Nicht nur die Ächtung des Angriffskrieges verlangt der Papst, sondern angesichts des Zerstörungspotentials der modernen Waffen, deren Kraft sich 1945 in Hiroschima und Nagasaki zeigte und die Welt in Schrecken stürzte, fordert er die Ächtung überhaupt jedes Krieges. In Art. 127 seiner Enzyklika drückt er dies so aus: „Freilich gestehen Wir, dass diese Überzeugung vor allem von der schrecklichen Zerstörungsgewalt der modernen Waffen herrührt, von der Furcht vor dem Unheil grausamer Vernichtung, die diese Art von Waffen herbeiführen kann. Darum widerstrebt es in unserem Zeitalter, das sich rühmt, Atomzeitalter zu sein, der Vernunft, den Krieg noch als das geeignete Mittel zur Wiederherstellung verletzter Rechte zu betrachten.“ Die allgemeine Friedenssehnsucht erscheint ihm einerseits ein Ergebnis der Furcht, ein Friede aus Angst zu sein, den er als ein Zeichen der Zeit betrachtet; aber noch mehr ist der Friede für ihn ein Gebot der Notwendigkeit und der Vernunft.

In Art. 114 erklärt er: „Zunächst handelt es sich um eine Sache, die die Vernunft gebietet. Denn, wie alle wissen oder wenigstens wissen sollten, sind die Beziehungen der Staaten untereinander, ebenso wie die der einzelnen Menschen, nicht durch Waffengewalt, sondern nach den Gesetzen der gesunden Vernunft, also nach den Gesetzen der Wahrheit, Gerechtigkeit und der tätigen Solidarität zu regeln.“

Nachdem er die Vorstellung einer überstaatlichen Weltgemeinschaft entwickelt hat, hält der Papst folgende Erkenntnis fest: „Der Friede muss jedoch ein leeres Wort bleiben, wenn er sich nicht in jenem Ordnungsgefüge entwickelt, einem Ordnungsgefüge, das in der Wahrheit gegründet, nach den Richtlinien der Gerechtigkeit erbaut, von lebendiger Liebe erfüllt ist und sich schließlich in der Freiheit verwirklicht.“ Der Papst bringt es hier auf den Punkt: Der Friede ist und wird stets eine immerwährende Aufgabe sein, eine hohe und so bedeutende Aufgabe, dass ein Mensch sie nie erfüllen könnte, wenn er sich nur auf seine eigene Kraft verließe.
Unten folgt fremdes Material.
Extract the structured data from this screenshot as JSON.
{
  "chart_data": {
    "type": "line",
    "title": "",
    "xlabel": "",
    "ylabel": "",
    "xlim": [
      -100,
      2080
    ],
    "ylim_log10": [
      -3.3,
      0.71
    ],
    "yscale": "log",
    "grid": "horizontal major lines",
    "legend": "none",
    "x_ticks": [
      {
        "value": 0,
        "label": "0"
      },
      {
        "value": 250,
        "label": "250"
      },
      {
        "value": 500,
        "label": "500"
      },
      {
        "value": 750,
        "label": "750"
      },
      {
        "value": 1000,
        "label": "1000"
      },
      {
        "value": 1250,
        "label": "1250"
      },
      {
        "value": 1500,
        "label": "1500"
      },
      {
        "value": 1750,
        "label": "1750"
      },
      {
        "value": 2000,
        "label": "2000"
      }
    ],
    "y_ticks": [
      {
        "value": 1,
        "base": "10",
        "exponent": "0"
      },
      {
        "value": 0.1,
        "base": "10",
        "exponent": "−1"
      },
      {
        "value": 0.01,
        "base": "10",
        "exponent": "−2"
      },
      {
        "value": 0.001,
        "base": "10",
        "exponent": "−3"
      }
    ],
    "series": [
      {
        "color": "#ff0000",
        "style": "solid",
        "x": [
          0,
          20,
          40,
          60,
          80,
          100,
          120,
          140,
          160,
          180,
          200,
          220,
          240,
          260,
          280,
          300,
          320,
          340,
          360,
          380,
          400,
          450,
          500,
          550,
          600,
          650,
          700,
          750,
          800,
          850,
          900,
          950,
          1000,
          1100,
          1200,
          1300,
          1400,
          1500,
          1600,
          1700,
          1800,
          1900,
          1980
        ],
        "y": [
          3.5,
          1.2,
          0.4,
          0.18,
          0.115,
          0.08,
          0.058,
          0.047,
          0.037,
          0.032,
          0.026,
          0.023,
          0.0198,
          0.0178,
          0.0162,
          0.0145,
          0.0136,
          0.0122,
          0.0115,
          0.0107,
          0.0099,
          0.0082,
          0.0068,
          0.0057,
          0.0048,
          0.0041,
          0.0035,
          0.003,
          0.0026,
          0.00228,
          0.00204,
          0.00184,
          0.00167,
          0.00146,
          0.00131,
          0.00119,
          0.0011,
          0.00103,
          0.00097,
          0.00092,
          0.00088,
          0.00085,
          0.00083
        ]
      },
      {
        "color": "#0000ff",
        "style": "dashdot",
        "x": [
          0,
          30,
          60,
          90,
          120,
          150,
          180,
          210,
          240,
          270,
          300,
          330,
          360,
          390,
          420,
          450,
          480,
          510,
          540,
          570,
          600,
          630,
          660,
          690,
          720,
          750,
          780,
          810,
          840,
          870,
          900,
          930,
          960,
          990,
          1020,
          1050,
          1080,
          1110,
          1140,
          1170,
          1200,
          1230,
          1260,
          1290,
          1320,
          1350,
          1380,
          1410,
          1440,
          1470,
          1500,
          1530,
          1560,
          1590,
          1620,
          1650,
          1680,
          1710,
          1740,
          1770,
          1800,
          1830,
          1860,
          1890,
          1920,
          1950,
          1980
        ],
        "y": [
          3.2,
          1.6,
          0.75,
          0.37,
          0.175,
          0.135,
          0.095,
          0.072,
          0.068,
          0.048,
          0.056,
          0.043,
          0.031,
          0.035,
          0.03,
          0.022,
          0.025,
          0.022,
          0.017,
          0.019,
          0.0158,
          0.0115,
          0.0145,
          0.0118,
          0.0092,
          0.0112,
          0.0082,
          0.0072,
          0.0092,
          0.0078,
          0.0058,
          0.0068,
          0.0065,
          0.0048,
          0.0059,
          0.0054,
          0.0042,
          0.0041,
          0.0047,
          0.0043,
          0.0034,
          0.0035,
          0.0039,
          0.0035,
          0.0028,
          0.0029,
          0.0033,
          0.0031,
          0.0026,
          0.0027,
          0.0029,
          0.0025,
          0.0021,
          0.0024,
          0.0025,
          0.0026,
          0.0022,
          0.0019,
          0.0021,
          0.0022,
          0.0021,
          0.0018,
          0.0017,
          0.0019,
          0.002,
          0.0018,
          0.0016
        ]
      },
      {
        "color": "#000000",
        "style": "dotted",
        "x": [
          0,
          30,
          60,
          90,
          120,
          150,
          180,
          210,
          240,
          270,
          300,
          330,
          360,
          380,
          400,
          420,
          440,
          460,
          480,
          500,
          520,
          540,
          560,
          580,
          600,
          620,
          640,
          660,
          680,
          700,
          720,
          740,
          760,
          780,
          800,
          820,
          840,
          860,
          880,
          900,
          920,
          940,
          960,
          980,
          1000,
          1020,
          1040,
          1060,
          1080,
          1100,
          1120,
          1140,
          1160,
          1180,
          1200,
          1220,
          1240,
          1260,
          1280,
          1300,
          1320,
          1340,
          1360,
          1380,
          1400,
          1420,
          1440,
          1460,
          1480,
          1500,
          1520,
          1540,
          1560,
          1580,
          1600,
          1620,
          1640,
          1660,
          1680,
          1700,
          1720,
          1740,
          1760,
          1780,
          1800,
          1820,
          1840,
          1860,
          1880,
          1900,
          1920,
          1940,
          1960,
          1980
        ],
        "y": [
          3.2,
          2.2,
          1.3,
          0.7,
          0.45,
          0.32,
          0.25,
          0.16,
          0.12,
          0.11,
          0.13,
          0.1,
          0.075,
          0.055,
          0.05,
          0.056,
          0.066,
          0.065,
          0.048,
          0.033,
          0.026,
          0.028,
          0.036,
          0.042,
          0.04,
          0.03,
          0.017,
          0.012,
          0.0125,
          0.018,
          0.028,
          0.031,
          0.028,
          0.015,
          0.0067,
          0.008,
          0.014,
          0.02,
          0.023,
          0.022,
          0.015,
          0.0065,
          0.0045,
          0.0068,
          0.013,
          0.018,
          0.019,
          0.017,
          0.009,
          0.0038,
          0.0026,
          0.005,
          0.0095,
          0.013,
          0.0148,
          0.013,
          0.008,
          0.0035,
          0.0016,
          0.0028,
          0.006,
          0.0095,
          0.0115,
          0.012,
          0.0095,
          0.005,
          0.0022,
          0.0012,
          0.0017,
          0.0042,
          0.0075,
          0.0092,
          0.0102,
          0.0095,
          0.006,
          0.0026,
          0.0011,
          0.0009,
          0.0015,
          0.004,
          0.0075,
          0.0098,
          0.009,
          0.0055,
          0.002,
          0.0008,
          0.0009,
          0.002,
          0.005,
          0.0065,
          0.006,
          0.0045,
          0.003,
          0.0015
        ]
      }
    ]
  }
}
Dass die menschliche Gesellschaft soweit als möglich ein Abbild des Gottesreiches werde, dazu braucht es dringend der Hilfe des göttlichen Geistes.

Literatur

  • Texte zur katholischen Soziallehre. Die sozialen Rundschreiben der Päpste und andere kirchliche Dokumente, Bornheim/Kevelaer, 8. erw. Aufl. 1992, S. 241-290.
  • Alberigo, Guiseppe: Johannes XXIII. Leben und Wirken des Konzilspapstes, Mainz 2000.
  • Fonk, Peter: Frieden schaffen - auch mit Waffen? Theologisch-ethische Überlegungen zum Einsatz Militärischer Gewalt angesichts des internationalen Terrorismus und der Irak-Politik, Stuttgart 2003 (Beiträge zur Friedensethik; 36).
  • Huber, Wolfgang/ Reuter, Hans-Richard (Hrsg.): Friedensethik, Stuttgart/ Berlin/ Köln 1990.
  • Lienemann, Wolfgang: Frieden: vom „gerechten Krieg“ zum „gerechten Frieden“, Göttingen 2000 (Bensheimer Hefte; 92; Ökumenische Hefte; 10).
  • Mader, Hubert (Hrsg.): Quellen zum Friedensverständnis der katholischen Kirche seit Pius IX, Wien/ München 1985.
  • Nagel, Ernst Josef / Oberhem, Harald: Dem Frieden verpflichtet. Konzeptionen und Entwicklungen der katholischen Friedensethik seit dem Zweiten Weltkrieg, München/Mainz 1982 (Entwicklung und Frieden. Dokumente, Berichte, Meinungen; 14).
  • Uertz, Rudolf: Vom Gottesrecht zum Menschenrecht. Das katholische Staatsdenken in Deutschland von der Französischen Revolution bis zum II. Vatikanischen Konzil (1789-1965), Paderborn 2005.